One comment is that after reading the explainer and parts of the spec, it's not clear to me why require-trusted-types-for 'script' is named what it is. It seems like an odd name to me for a directive that's about requiring something for javascript URLs. Though the Adopting Trusted Types section seems to imply that it's about something much broader than just the handling of javascript URLs.

Beyond that, I don't have anything to say immediately, but it really took me half an hour to load this whole thing into my head again, and I'd probably need another read-through to come up with more interesting thoughts on it.

Comment by @dbaron Mar 5, 2020 (See Github)

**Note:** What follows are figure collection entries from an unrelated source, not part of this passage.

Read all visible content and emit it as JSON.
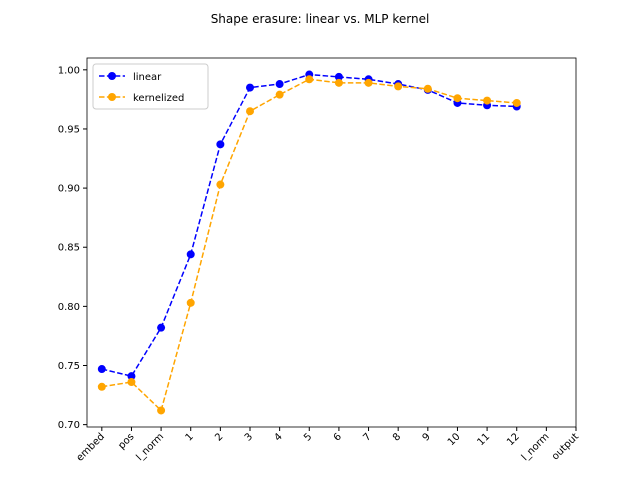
{
  "chart_data": {
    "type": "line",
    "title": "Shape erasure: linear vs. MLP kernel",
    "categories": [
      "embed",
      "pos",
      "l_norm",
      "1",
      "2",
      "3",
      "4",
      "5",
      "6",
      "7",
      "8",
      "9",
      "10",
      "11",
      "12",
      "l_norm",
      "output"
    ],
    "series": [
      {
        "name": "linear",
        "color": "#0000ff",
        "values": [
          0.747,
          0.741,
          0.782,
          0.844,
          0.937,
          0.985,
          0.988,
          0.996,
          0.994,
          0.992,
          0.988,
          0.983,
          0.972,
          0.97,
          0.969,
          null,
          null
        ]
      },
      {
        "name": "kernelized",
        "color": "#ffa500",
        "values": [
          0.732,
          0.736,
          0.712,
          0.803,
          0.903,
          0.965,
          0.979,
          0.992,
          0.989,
          0.989,
          0.986,
          0.984,
          0.976,
          0.974,
          0.972,
          null,
          null
        ]
      }
    ],
    "ylim": [
      0.698,
      1.01
    ],
    "yticks": [
      {
        "value": 0.7,
        "label": "0.70"
      },
      {
        "value": 0.75,
        "label": "0.75"
      },
      {
        "value": 0.8,
        "label": "0.80"
      },
      {
        "value": 0.85,
        "label": "0.85"
      },
      {
        "value": 0.9,
        "label": "0.90"
      },
      {
        "value": 0.95,
        "label": "0.95"
      },
      {
        "value": 1.0,
        "label": "1.00"
      }
    ],
    "line_style": "dashed",
    "legend": "upper left",
    "grid": false
  }
}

So I think given that @alice and @torgo were suggesting we consider closing it, and I think we think we're OK with closing this as well. I'm not sure that we've gone through everything in detail, but I also think we're reasonably comfortable with this approach at a high level even if we haven't dug into all of the details.

I'd note that I found the explainer a bit confusing, particularly for understanding how the CSP integration works (see previous comment). But this seems like it's probably straightforward to fix, and it's certainly understandable that an explainer for something that's changed so much over time might get a little confused at points.

Comment by @koto Mar 5, 2020 (See Github)

Thanks! For the record, require-trusted-types-for 'script' controls all enforcement for DOM XSS prevention (the only sink group we're tagetting right now), not just javacript: navigation. Point taken though, I'll try to clarify that in the explainer and review the spec to make that clear.